Mit seinem Werkstattwagen stand er in Zolder oder auf dem Salzburgring, wo er als 7. vor dem Österreicher Gerhard Berger ins Ziel kam, einem mehrfachen Formel-1-Sieger. Mika Häkkinen, der öfter in der Nähe von Katsarskis Wohnmobil zeltete, reichte er heißes Wasser für den Tee. »Der saß öfter bei mir, aber ich hätte nie gedacht, dass der mal Weltmeister werden würde.« Auch bei Michael Schumacher hat Katsarski das fahrerische Talent nicht gleich erkannt. »Aber der Weber, sein späterer Manager, hat das sofort gesehen. Der hat ein gutes Geschäft gemacht mit Schumacher. Der bekam jedes Mal 15%.«



Foto: Privat
Peter Katsarski mit dem dreifachen Formel-1-Weltmeister Jackie Stewart

Sport war schon damals ein Geschäft, doch Peter Katsarski hat nichts daran verdient. Obwohl er 1979 Berliner Meister und Deutscher Vizemeister in der Formel Ford war, und obwohl er den 4. Platz beim Formel 3 EM-Lauf in Hockenheim belegte, als bester Privatmann hinter den Werkteams. Er ließ sich nicht kaufen. Aber er gründete mit anderen Fahrern unter der Schirmherrschaft des ADAC das Victory-Team. Fast 30 Jahre lang war er Vorsitzender, stand mit der österreichischen Skilegende Franz Klammer vor der Kamera. Katsarski war prominent, wer einen Architekten brauchte, suchte nach »Katsarski, dem Rennfahrer. Der Rennfahrer war meine beste Werbung!«

Die Journalisten mochten ihn. Katsarski war anders, stand im Pullover vor dem Mikrophon, während die andern »alle noch ihre blauen Blazer trugen«. Katsarski konnte reden, und nicht nur über Autos. Er war der Außenseiter, der »Eigenbrötler«, der tagelang in der Garage herumschraubte und im Leben noch keine einzige Zigarette geraucht hatte. Der sich die demolierten Plastikverkleidungen der Kollegen aus dem Müll fischte, sie wieder in Form brachte, einen Abdruck nahm und neue Teile herstellte, um sie weiterzuverkaufen. Irgendwie musste er sein Hobby finanzieren!

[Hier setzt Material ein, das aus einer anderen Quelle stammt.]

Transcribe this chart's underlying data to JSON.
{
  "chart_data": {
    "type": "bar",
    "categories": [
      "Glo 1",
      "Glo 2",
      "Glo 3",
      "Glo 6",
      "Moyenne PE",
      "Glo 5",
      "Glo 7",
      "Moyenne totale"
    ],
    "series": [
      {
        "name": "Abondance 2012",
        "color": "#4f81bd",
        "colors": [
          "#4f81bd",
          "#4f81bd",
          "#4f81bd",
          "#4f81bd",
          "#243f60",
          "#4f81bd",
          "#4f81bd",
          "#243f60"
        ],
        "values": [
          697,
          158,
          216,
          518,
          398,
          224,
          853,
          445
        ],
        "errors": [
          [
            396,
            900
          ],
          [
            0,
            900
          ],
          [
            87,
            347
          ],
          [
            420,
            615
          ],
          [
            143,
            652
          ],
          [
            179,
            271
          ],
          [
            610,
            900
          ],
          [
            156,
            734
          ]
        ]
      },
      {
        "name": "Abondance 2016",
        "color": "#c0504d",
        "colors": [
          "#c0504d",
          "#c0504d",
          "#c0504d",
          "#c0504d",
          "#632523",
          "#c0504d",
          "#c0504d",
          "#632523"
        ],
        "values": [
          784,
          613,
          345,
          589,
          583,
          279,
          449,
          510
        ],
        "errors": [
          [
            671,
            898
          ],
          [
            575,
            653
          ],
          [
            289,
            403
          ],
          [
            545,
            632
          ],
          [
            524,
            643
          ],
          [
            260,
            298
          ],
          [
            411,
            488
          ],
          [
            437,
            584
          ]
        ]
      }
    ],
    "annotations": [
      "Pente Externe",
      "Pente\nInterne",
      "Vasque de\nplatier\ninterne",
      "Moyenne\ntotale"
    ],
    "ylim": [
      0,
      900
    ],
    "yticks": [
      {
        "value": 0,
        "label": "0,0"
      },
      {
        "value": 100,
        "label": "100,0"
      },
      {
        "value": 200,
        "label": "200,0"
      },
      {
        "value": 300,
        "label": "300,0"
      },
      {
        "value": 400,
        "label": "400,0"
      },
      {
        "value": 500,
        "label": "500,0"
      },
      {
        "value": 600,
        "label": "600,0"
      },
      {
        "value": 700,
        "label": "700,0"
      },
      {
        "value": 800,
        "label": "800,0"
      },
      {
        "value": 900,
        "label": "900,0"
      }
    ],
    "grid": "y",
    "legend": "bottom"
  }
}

Neun Jahre fuhr Katsarski in der Formel 3, in der die Werkteams ein Jahresbudget von 850.000 Euro zur Verfügung hatten. »Ich bekam höchstens 30.000 zusammen«. Immer wieder schied er mit Getriebeschaden aus, weil er sich keine neuen Zahnradsätze leisten konnte, immer wieder ging er mit gebrauchten Reifen an den Start, und immer wieder blieb der Motor knapp vor der Ziellinie stehen, während die Motoren der Kollegen erst hinter der Ziellinie schwiegen. Und doch ist er so etwas wie ein heimlicher Gewinner: Es gab niemanden mit so wenig Geld so weit vorne im Feld wie den Berliner Katsarski. Und es gab nur wenige, die so selten von der Strecke abkamen.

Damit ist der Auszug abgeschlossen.